Русская канарейка. Блудный сын - стр. 8
– Где ты была?
– Гуляла. – И дальше охотно, с шутливым удовольствием: представь, облазила все вокруг и обнаружила, что года четыре назад меня сюда приводили в студию к одному фотографу. Может, ты с ним знаком? Он работает в таком размывающем стиле типа «романтизьм», загадочный полет в рапиде. Мне-то лично никогда не нравились эти трюки, но есть любители подобного застарелого дерьма…
– Ты, верно, забыла, что я просил без меня не… – всё еще улыбаясь, оборвал он.
И она, тоже улыбаясь в ответ:
– Может, стоит на меня уж и колодки надеть?
После чего оба заорали, спущенные с поводков, сблизив разъяренные лица, будто собираясь сшибиться лбами.
Он орал как резаный, чуть не впервые в жизни (вот где дремал до поры до времени повышенный звуковой фон Дома Этингера: в потайном ядре его страхов, выпущенных на свободу), наслаждался: можно выораться всласть, стены бывшей конюшни вынесут пронзительную сирену разъяренного контратенора, а эта глухомань все равно ни черта не услышит; можно выорать весь минувший страх за нее, бешенство и ненависть (да, да, ненависть!!! – как он мог, безумец, окончательно спятивший на этой помойной оторве, представить себе, что контора… да нет, его друзья, его соратники! – могут переступить с ним черту, которую!!!..)
Айя выпевала, оплетая собственное лицо плеском обезумевших ладоней:
– Я-а-а уе-е-еду-у-у!!! Я-а не в тюрьме-е-е! Не в тюрьме-е-е!!!

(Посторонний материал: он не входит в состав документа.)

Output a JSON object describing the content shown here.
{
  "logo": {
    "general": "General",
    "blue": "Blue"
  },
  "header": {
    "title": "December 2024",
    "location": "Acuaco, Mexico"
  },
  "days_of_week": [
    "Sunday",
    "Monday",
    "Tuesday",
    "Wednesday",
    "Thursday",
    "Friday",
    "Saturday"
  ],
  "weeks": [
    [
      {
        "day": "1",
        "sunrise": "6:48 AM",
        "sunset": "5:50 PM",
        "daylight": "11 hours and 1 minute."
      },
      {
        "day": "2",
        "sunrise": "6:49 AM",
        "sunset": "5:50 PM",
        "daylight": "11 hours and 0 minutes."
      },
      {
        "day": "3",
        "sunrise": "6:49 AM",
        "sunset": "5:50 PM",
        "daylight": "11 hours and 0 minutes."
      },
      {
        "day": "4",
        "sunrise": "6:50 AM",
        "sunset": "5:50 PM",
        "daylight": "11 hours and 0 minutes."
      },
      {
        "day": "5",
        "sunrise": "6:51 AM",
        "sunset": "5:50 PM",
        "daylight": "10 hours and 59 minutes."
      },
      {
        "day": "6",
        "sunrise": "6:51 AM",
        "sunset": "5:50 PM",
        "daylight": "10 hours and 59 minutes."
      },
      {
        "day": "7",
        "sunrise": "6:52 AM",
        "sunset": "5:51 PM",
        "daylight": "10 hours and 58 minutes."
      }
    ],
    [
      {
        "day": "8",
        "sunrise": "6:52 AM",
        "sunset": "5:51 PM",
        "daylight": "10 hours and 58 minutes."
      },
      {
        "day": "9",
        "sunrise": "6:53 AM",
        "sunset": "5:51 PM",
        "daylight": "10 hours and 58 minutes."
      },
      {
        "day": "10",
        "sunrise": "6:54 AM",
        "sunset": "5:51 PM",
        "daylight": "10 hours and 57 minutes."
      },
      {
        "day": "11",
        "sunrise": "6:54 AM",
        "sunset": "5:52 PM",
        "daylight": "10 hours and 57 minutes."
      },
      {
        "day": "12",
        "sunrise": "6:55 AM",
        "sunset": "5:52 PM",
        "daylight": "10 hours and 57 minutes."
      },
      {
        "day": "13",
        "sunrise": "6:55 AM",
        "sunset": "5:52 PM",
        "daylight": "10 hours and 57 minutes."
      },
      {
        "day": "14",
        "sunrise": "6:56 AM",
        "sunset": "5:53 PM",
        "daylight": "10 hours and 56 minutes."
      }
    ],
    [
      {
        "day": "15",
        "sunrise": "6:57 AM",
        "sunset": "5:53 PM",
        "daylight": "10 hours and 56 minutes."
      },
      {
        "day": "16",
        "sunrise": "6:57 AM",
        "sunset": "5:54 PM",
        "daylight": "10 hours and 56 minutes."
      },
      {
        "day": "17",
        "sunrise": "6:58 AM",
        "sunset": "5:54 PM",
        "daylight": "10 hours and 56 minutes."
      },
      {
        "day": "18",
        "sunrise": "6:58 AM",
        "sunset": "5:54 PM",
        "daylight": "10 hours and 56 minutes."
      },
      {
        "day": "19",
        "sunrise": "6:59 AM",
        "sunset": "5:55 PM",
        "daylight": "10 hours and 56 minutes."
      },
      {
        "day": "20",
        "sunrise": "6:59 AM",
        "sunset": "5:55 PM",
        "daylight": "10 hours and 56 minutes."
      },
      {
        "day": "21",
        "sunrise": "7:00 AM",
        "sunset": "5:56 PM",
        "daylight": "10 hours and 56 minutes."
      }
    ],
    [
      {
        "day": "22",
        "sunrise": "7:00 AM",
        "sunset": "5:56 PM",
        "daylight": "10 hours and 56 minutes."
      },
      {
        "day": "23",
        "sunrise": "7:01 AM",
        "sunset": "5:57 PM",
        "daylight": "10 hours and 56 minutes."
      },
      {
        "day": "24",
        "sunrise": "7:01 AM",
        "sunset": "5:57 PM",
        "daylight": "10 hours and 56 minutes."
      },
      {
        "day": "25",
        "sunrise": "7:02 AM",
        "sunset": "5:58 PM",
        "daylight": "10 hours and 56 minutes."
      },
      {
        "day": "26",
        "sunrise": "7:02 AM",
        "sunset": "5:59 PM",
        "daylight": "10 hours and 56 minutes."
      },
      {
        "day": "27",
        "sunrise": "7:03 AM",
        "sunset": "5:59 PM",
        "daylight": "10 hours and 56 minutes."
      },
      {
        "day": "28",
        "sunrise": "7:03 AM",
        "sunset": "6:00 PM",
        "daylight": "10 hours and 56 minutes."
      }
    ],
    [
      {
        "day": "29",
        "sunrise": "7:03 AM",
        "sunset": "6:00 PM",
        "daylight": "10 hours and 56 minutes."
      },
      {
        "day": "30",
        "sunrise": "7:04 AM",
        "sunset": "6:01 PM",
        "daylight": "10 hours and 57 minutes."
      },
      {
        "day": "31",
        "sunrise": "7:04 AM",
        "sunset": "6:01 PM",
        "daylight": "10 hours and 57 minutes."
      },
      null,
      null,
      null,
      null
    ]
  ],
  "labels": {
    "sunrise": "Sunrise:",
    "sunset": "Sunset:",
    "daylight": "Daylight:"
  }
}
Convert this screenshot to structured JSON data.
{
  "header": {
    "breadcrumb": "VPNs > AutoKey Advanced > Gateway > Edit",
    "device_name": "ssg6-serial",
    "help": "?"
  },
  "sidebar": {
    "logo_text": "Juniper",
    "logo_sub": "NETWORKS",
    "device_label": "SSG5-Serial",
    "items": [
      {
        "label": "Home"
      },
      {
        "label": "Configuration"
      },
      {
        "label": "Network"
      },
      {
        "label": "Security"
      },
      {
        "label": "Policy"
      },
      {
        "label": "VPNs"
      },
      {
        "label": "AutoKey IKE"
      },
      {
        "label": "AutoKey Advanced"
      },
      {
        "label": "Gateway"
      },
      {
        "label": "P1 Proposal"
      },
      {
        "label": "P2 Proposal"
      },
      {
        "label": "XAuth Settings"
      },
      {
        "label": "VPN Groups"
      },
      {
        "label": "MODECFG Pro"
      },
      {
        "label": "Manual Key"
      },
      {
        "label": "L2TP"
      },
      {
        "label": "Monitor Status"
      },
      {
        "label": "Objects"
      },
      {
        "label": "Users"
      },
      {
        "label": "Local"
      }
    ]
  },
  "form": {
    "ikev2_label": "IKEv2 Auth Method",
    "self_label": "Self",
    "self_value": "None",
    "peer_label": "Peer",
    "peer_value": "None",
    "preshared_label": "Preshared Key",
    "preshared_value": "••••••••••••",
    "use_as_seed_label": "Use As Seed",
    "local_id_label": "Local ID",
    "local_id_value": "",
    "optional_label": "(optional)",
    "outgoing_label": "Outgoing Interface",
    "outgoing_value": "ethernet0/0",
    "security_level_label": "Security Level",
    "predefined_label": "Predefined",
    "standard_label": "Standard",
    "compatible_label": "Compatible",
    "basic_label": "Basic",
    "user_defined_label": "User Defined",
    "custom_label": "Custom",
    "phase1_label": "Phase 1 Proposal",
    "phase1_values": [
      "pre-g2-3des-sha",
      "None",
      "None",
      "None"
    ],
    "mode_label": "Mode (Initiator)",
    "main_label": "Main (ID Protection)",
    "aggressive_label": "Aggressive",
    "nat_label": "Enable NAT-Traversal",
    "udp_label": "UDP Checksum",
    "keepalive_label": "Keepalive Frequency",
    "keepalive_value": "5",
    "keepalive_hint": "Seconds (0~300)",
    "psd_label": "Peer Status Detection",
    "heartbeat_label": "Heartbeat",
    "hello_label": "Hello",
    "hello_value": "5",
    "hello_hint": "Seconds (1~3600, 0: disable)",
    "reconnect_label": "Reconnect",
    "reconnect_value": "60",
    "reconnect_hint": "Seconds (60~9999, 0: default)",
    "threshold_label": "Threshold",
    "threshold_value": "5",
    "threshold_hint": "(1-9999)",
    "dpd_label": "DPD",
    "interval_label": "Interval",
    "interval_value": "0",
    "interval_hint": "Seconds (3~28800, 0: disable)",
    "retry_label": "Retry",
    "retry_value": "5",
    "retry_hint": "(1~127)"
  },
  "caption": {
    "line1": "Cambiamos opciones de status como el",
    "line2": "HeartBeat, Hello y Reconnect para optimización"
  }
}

Он тихо произнес, четко выговаривая:
– Ни пуха, ни праха!
Ушел в спальню, хлопнул дверью, рухнул на тахту лицом вниз.
Через пять минут, отгрохотавших в его висках, она вошла на цыпочках, легла рядом и стала тихо гладить его плечи несусветными своими руками – гладить, перебирать, танцевать и вышивать пальцами. Прокралась ладонями под свитер, переплела руки у него на животе, вжалась грудью в его спину, сказала хрипло, гундосо:
– Не прогоняй меня…
Он взвыл, перевернулся, взвился над нею…
…и так далее…
Но не эта очередная – исступленная, упоительная, горькая, сладкая – ссора оказалась переломной в их первых мучительных днях.
Перелом наступил чуть позже, под утро.
Впоследствии, вспоминая эти минуты, он мысленно произносил: «Хамсин сломался» – как говорят обычно в Иерусалиме, когда вся тяжесть пустынного ветра с мутной взвесью песка, с его трехдневным мороком и тоской, с его удушьем в вязком плотном воздухе внезапно дрогнет; прогнется и освободит стрелу невидимая тетива, неизвестно откуда потянет налетевшим ветерком. Провеется воздух, становясь все прозрачнее и свежее – и вдруг рассеется обморок и тлен, как не было их, и певуче округлятся застывшие гребни волн Иудейской пустыни, а фиолетовый шелк туго обтянет далекие призывные груди Иорданских гор.